花嫁は婚約者X(エックス)の顔を知らない
「今の話に驚きすぎて初リムジンの緊張が吹っ飛んだよ…。」

「お前リムジン初めてなんだ!」

ニヤニヤしながら真宮くんが言う。

「当り前じゃない!庶民はタクシーだって贅沢なんだから!」

「ふーん…。」

少し間をおいてから真宮くんは私に顔を近づけると耳元で『こんなのいつでも乗せてやるよ。』と囁いた。
耳元でそんなことを言われ、びっくりして真宮くんを見ると相変わらず悪戯を企む子供のような顔をしながらこちらを見ていた。

『そういうのは好きな子に言いなさいよ!』と言い返してやろうかと思ったのだが、きっとその彼女もリムジン慣れしている相手なのかもしれないと思い、言うのを止めた。

ホテルに向かう道では至る所で桜が咲き乱れていた。車の窓には車内の様子がわからないようにする為のフィルムが貼られており、見上げると青空に桜が霞がかったように美しく見える青と桜色が綺麗に見えないのが残念だった。そんなことを思うのはこの中で庶民な私だけだったのかもしれない。

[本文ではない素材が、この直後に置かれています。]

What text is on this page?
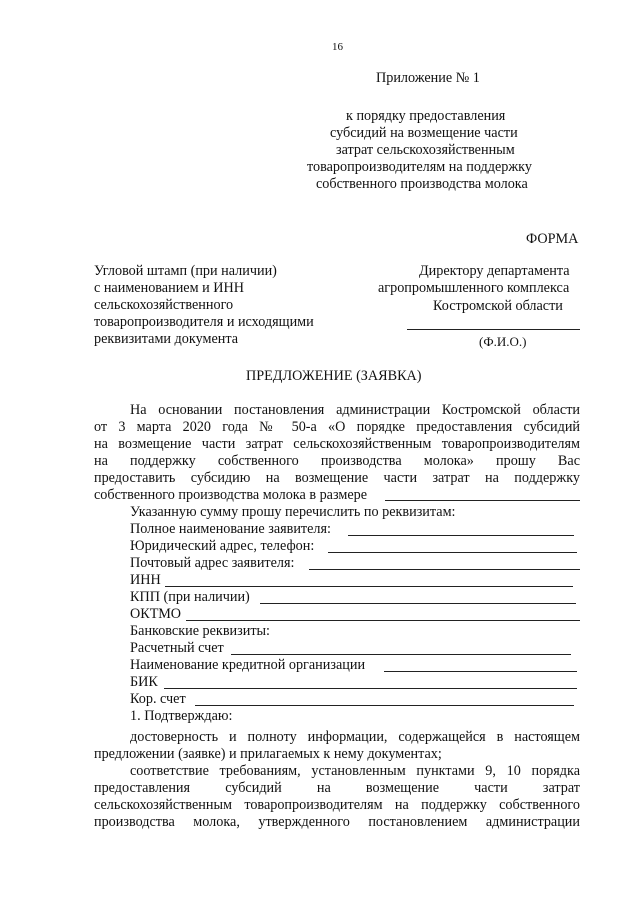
16
Приложение № 1
к порядку предоставления
субсидий на возмещение части
затрат сельскохозяйственным
товаропроизводителям на поддержку
собственного производства молока
ФОРМА
Угловой штамп (при наличии)
с наименованием и ИНН
сельскохозяйственного
товаропроизводителя и исходящими
реквизитами документа
Директору департамента
агропромышленного комплекса
Костромской области
(Ф.И.О.)
ПРЕДЛОЖЕНИЕ (ЗАЯВКА)
На основании постановления администрации Костромской области
от 3 марта 2020 года № 50-а «О порядке предоставления субсидий
на возмещение части затрат сельскохозяйственным товаропроизводителям
на поддержку собственного производства молока» прошу Вас
предоставить субсидию на возмещение части затрат на поддержку
собственного производства молока в размере
Указанную сумму прошу перечислить по реквизитам:
Полное наименование заявителя:
Юридический адрес, телефон:
Почтовый адрес заявителя:
ИНН
КПП (при наличии)
ОКТМО
Банковские реквизиты:
Расчетный счет
Наименование кредитной организации
БИК
Кор. счет
1. Подтверждаю:
достоверность и полноту информации, содержащейся в настоящем
предложении (заявке) и прилагаемых к нему документах;
соответствие требованиям, установленным пунктами 9, 10 порядка
предоставления субсидий на возмещение части затрат
сельскохозяйственным товаропроизводителям на поддержку собственного
производства молока, утвержденного постановлением администрации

制服では目立つからとホテルに着く前にアパレルブランドのショップにより着替えをした。
確かにホテルの庭園で制服を着た学生達がお花見をするのはとても目立つが、それだったら一度寮に戻って着替えてからでもよかったのではと思った。でも、彼らにとって行き当たりばったりなこの感じも遊びの一つなのだ。

「…こんな高い服、私のお小遣いじゃ無理だよ〜。」

「やだなぁー、琴乃ちゃん!何のために男子がいるのぉ〜?」

「そうですわっ!ここは所得を得ている男子に任せるべきですわ!」

「確かにCEOがいらっしゃいますし!それでは遠慮なく選ばせていただきます!」

「みんな…買ってもらう事に慣れ過ぎでは…。」

「ほらぁ〜、琴乃ちゃんも選んでサッサとお着替えしましょお!」

牧野さんは何点か服を選ぶと『はいっ』と手渡してきた。それを見た店員さんが私をVIP用の個室へと案内してくれそこの更衣室で着替えをした。牧野さんが選んでくれた服は女の子らしいデザインが多かった。その中で一番シンプルなオフホワイトのワンピースと薄いブルーグレーのカーディガンを選んだ。更衣室からでるとその服に合わせた靴とバッグを店員さんが持ってきてくれた。

「どうせならお揃いを作りませんか?」

「なら、これ何てどうかしら?」

先に着替え終わった深雪さんと咲良さんのアイディアで桜をモチーフにしたヘアアクセをお揃いで付けることにした。
制服に合わせてきちんと結んでいた髪をほどき、ハーフアップにして二人が選んだヘアアクセをつけた。

「皆さま、素敵に仕上がっておりますね。」

様子を見に来てくれた店員さんが女子4人を見て褒めてくれた。
営業文句だと分かっていても同性から褒められると嬉しい。

「お召しになられていたお洋服は私共の方で整理させていただき、ホテルまでお届致しますので貴重品などはお持ちください。」

そういわれたので、学生カバンからスマホやお財布を取りだし、新しいバッグにしまった。
重い教科書などを持ち歩かなくて済むのはとても助かるが、高校生がやることではないな…。と思った。

支度が終わりラウンジへ行くと男子メンバーがコーヒーを飲んでくつろいでいた。

「おぉ〜!みんな可愛い!」

真っ先に古賀くんが褒めてくれる。

「どうかしら?」

咲良さんが柳くんに聞いてみると照れのせいか咳をするように片手で口元を隠し

「うん、似合ってるよ。」

と、目を逸らしながら返事した。その姿を見て、やっぱり咲良さんの事好きなんじゃん!って思った。